Captain Thomas Wellbank, who had captained on a voyage for the EIC in 1815 to 1816, took command of Regret c. 1817.

EIC voyage (1820–1821): Captain Thomas Wellbank sailed from the Downs on 4 June 1820, bound for Bombay. Regret arrived at Bombay on 3 November. Homeward bound, she was at Tellicherry on 10 January 1821, and the Cape of Good Hope on 18 March. She reached St Helena on 9 April, and arrived at the Downs on 9 July.

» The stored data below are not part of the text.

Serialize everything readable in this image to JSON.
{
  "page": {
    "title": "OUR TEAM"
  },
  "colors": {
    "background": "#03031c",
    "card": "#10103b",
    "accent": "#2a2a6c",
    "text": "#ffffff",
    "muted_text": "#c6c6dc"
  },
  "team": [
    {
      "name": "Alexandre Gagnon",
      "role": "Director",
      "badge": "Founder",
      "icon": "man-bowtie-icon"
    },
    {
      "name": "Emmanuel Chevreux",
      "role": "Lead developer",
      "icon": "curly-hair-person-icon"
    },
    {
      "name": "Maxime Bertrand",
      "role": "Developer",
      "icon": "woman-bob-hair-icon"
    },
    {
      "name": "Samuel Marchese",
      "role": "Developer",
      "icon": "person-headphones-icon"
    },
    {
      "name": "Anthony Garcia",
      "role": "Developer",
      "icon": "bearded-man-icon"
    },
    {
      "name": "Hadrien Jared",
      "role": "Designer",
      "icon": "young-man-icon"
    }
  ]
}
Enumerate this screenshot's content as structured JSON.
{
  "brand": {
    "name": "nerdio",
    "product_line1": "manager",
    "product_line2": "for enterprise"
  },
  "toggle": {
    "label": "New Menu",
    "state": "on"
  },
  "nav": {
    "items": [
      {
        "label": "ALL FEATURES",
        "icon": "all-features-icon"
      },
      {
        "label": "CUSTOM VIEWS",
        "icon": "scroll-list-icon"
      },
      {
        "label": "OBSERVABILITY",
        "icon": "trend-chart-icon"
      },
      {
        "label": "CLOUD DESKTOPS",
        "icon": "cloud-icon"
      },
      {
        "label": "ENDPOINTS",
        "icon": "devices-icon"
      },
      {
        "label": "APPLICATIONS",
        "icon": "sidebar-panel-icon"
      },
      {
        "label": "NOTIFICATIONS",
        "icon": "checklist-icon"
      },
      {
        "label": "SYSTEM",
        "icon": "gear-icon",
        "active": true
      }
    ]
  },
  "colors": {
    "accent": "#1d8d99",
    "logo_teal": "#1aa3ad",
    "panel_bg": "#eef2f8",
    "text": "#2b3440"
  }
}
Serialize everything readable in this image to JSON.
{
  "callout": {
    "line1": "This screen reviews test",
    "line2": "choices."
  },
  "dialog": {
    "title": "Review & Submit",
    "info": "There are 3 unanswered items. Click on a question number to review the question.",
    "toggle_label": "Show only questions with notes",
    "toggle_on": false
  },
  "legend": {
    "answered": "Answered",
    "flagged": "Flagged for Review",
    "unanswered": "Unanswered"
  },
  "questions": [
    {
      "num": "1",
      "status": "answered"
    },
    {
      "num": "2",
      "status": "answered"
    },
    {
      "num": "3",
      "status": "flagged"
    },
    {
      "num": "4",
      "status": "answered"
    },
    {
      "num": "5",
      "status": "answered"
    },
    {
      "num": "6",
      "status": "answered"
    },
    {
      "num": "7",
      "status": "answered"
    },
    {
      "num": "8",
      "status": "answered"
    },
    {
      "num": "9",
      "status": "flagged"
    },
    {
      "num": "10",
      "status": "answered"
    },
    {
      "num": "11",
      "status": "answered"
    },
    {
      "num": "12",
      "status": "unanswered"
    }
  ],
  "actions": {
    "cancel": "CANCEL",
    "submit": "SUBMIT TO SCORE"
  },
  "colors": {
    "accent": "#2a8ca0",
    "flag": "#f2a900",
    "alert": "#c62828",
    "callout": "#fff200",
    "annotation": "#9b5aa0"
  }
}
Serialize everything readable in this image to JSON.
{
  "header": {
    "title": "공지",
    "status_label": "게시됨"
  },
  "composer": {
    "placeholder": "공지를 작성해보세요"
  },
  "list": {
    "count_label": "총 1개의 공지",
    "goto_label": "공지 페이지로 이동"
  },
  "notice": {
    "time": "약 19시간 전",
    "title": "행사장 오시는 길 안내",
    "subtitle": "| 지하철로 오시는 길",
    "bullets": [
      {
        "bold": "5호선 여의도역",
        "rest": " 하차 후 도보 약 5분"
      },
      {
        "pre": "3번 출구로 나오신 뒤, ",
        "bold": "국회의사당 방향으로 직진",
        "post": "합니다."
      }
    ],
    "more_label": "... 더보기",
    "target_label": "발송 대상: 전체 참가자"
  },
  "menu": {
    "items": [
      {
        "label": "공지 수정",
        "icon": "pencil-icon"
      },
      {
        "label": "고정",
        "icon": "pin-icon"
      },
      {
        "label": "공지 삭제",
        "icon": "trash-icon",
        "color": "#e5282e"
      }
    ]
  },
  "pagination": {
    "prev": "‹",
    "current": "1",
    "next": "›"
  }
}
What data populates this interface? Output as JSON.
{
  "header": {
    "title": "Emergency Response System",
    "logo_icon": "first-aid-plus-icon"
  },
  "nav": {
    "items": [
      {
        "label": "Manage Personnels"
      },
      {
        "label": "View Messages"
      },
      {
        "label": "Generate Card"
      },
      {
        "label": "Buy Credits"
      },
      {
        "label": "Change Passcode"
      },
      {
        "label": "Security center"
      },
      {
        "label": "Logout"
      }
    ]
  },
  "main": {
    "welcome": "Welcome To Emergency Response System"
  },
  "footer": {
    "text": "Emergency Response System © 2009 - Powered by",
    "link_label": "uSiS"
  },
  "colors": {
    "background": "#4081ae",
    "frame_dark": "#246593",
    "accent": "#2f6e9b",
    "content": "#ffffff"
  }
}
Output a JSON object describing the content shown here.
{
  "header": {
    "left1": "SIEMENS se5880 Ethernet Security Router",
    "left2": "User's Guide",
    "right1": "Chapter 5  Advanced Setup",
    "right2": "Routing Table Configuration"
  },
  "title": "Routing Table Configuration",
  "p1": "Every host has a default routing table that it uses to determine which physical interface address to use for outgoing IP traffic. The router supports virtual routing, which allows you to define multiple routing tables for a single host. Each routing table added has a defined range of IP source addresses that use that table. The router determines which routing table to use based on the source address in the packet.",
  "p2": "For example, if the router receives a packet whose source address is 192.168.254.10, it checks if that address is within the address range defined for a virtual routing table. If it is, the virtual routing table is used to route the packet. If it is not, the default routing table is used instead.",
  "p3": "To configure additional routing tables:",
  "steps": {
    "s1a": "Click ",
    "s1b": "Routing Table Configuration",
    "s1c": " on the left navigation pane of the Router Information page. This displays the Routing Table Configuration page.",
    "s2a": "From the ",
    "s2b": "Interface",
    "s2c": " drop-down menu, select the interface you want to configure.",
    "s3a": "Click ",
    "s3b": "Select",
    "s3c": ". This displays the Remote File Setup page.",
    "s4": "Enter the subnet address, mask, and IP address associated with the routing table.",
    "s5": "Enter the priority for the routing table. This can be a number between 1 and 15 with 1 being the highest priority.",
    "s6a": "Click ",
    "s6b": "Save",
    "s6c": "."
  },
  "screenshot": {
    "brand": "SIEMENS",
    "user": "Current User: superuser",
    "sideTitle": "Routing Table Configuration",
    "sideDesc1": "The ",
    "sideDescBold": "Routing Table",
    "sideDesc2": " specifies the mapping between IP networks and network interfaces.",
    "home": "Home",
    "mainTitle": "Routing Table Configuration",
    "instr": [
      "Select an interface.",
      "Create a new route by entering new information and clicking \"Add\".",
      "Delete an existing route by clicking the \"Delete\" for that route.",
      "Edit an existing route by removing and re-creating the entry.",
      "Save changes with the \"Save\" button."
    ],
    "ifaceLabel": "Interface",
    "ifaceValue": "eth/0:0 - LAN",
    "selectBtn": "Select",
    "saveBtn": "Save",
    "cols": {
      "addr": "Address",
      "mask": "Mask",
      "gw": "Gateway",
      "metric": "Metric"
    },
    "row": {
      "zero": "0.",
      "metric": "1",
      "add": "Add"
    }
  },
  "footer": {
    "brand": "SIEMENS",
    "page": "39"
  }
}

On 6 March Regret was on her way to Batavia when a gale caused her to come into Portsmouth.

==Fate==
During the evening of 23 September 1822 Regret was in Batavia Roads when a lighted candle set fire to a cask of spirits causing it to explode. The fire spread so rapidly the officers and crew could save nothing but the clothes they had on. She had landed most of her cargo but still had 30–40 tons of iron and some coal on board. The iron was mostly saved after the fire, but was much damaged. Regrets hull was towed on to a mud bank and the materials would be auctioned off.

Wellbank returned to England and was master of Potton again, including sailing her on another voyage for the EIC between 1823 and 1824.